If you nod knowingly to one or more of those sentences, there's a word for what you're experiencing: technostress. The good news? There are ways you can get a grip on the technology inundating everyday life, says Michelle M. Weil.
Weil and her husband, Larry D. Rosen, are co-authors of a new book called "TechnoStress: Coping with Technology @work, @home, @play." The couple also are co-founders of Byte Back Technology Consultation Services, which helps individuals and corporations deal with technological change.
Their definition of technostress is any kind of negative reaction toward or overwhelming intrusion by technology.
The two psychologists began investigating reactions to technology 15 years ago after a colleague mentioned the dropout rate increased and grade point averages fell in a class that required use of computers.
In the mid-1980s, they ran a center to help people overcome what by then had been dubbed "computer phobia." The program was a huge success; most people got over their fear of technology after fewer than five hours at the center.
Though technology is much more pervasive today, public reaction is pretty much the same, Weil said.
About 15 percent of the population is made up of eager adopters - people who fearlessly embrace technology and believe it's a huge benefit in their lives. The rest are either "hesitant prove-its" or "resisters."
Those in the first group are willing to use technology but have to be convinced it will benefit them. They wait until technology is proven before trying it and tend to blame themselves when they experience glitches.
Resisters find technology makes them feel frustrated, awkward, upset and uncomfortable and avoid it as much as possible.
"They feel stupid in the face of technology," Weil said in an interview with the Deseret News. "They don't feel smart enough to learn or use technology, and they are sure they are the only ones not on board."
Resisters who are forced to use technology at work are absent a lot, are less productive and have more workers' compensation claims, she said.

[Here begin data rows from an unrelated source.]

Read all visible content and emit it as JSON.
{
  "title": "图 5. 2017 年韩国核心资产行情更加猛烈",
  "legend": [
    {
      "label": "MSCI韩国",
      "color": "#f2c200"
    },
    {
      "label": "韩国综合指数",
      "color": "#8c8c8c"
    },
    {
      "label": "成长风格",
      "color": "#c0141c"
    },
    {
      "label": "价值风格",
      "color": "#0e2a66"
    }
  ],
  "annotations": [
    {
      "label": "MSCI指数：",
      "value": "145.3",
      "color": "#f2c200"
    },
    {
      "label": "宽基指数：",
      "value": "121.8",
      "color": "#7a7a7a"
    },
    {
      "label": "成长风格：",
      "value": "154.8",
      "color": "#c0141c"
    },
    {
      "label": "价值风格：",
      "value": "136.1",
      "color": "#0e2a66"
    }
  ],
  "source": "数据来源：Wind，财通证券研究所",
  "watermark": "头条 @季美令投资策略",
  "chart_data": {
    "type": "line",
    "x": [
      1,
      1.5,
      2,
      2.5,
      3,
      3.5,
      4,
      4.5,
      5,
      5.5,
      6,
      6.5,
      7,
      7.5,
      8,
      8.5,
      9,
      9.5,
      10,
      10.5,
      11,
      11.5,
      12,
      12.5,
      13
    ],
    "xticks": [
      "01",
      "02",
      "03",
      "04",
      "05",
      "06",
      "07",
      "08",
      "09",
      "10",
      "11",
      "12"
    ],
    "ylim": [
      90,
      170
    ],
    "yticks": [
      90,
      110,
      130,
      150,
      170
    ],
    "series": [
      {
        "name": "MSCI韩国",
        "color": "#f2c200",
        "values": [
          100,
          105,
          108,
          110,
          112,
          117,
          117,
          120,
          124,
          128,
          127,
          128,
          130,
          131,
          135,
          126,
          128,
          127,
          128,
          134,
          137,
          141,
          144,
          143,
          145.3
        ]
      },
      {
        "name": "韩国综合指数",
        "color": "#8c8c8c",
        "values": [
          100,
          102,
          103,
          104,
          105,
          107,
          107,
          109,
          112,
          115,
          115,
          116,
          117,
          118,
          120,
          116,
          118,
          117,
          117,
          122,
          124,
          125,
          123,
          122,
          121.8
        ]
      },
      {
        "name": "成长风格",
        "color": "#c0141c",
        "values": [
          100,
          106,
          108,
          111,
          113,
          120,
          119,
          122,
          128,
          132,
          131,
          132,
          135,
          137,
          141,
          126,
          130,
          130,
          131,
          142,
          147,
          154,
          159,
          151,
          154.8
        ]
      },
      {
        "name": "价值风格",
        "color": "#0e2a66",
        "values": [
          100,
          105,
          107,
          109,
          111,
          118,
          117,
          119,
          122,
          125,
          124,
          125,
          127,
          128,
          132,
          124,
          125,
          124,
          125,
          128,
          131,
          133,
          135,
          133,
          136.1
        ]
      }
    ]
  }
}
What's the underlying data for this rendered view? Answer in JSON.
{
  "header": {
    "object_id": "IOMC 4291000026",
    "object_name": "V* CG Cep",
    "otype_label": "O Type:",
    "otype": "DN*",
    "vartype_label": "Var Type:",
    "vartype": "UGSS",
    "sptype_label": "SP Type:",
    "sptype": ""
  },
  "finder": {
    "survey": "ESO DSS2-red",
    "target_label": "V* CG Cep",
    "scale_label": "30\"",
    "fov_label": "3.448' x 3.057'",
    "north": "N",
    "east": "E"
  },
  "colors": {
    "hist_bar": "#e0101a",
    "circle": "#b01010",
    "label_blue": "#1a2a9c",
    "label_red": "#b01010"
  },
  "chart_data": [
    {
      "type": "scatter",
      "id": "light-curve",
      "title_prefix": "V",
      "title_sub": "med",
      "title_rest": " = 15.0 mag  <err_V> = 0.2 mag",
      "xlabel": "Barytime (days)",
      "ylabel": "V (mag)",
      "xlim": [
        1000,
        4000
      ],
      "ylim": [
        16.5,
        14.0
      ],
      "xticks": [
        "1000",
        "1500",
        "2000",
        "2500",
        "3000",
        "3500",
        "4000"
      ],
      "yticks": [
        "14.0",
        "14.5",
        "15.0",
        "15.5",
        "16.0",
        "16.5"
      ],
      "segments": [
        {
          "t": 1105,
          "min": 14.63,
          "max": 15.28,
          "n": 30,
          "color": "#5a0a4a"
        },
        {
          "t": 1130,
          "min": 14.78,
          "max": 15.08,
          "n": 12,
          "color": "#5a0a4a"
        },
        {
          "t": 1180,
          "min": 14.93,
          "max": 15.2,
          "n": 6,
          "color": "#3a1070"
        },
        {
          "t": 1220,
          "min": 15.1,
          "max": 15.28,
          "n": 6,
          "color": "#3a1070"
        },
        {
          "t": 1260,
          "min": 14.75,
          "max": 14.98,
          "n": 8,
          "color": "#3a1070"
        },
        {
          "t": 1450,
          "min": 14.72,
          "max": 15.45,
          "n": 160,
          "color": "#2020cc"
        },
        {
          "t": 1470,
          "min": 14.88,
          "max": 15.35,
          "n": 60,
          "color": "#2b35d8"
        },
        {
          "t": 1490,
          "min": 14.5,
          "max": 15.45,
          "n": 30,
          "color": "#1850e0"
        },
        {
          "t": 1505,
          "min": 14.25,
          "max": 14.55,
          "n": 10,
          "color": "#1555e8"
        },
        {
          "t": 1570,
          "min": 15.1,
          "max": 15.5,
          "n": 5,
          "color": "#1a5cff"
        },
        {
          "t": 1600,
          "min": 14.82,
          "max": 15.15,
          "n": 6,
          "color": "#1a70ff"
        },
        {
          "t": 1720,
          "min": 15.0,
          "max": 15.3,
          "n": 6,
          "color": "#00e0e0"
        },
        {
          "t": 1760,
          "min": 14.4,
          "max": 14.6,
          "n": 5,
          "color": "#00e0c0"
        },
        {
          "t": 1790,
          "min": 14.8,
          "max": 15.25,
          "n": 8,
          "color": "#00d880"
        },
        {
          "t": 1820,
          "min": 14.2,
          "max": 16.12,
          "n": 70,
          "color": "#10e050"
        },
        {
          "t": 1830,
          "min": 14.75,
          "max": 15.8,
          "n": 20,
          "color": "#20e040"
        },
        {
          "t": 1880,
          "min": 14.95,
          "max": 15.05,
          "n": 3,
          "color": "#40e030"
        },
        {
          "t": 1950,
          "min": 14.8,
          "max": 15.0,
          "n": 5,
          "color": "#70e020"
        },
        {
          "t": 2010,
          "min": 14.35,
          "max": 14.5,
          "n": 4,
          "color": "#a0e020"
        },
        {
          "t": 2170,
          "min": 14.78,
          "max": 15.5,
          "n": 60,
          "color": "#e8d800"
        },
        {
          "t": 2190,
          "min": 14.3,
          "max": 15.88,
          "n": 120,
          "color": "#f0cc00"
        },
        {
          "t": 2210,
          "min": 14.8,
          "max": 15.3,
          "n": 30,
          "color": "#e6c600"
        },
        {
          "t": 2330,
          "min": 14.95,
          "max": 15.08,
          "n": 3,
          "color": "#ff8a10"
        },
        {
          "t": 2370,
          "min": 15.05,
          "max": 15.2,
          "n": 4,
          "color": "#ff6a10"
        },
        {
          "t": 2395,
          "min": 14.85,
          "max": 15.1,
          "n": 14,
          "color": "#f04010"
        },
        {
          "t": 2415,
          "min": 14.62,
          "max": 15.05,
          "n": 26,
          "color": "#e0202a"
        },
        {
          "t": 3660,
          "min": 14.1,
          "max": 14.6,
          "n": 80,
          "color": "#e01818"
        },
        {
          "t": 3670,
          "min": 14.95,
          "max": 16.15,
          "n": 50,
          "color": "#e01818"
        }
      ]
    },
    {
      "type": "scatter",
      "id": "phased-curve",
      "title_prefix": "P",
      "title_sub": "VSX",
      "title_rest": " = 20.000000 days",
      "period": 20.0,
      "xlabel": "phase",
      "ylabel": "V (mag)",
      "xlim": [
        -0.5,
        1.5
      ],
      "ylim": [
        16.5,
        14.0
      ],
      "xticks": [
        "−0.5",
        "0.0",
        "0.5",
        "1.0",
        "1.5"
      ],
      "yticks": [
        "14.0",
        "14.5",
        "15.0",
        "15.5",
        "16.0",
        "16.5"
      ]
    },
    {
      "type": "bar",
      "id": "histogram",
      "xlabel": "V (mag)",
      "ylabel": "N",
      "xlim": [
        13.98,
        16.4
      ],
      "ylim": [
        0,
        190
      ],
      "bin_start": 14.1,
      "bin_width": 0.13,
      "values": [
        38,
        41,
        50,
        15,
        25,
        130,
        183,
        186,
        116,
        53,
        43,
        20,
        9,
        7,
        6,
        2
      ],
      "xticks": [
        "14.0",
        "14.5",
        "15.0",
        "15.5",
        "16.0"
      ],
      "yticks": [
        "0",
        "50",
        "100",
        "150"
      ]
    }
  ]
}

No one is immune from technostress, however. Eager adopters get stressed out by slowness of technology and information overload. Fooled by the speed of technology, they tend to take on more than they can handle.
And they experience "multi-tasking madness," rapidly switching from one thing to the next or using several technological devices at one. They end up feeling increasingly overstimulated, forgetful and disorganized.
"One of the things these people are finding is that it's almost like they need another two to three hours in the workday to scroll through e-mail, listen to voice mail and play phone tag," Weil said.
A "hesitant prove-it" may balk at a grocery store that requires shoppers to scan and bag their own food or a restroom with sensor-activated water faucets.
And all three types may feel their personal space is being invaded by the "beeps and noises and lights" of technology in public places - pagers that go off in the movie theater and people who chat on cell phones in restaurants.
Weil and Rosen say one strategy to get a handle on technology is to acknowledge that there will always be more of it than any one person can ever use or understand.
"We have to develop an empowering attitude that says it's OK not to understand technology or to embrace it. If it works for you and enhances your life, fine," Weil said. If not, it's OK to just say no.
Their book gives tips on how technophobes can approach new technology (one tip: approach it like play) as well as how eager adopters can bring more balance into their lives (tip: set boundaries about when and from whom you'll accept pages or cell phone calls).
One chapter tells families how to cope with technology. Another advises corporations on how they can ease technostress in the workplace and help employees avoid "information fatigue syndrome."
Weil also hopes the book will help marketers and developers of technology understand the public they're trying to reach.
"If technology is poorly introduced, you lose market share, and if it's developed in a way that intimidates prospective users, they won't buy it or will end up returning it," she said. "Many companies are starting to pay attention to the fact that consumers are overloaded."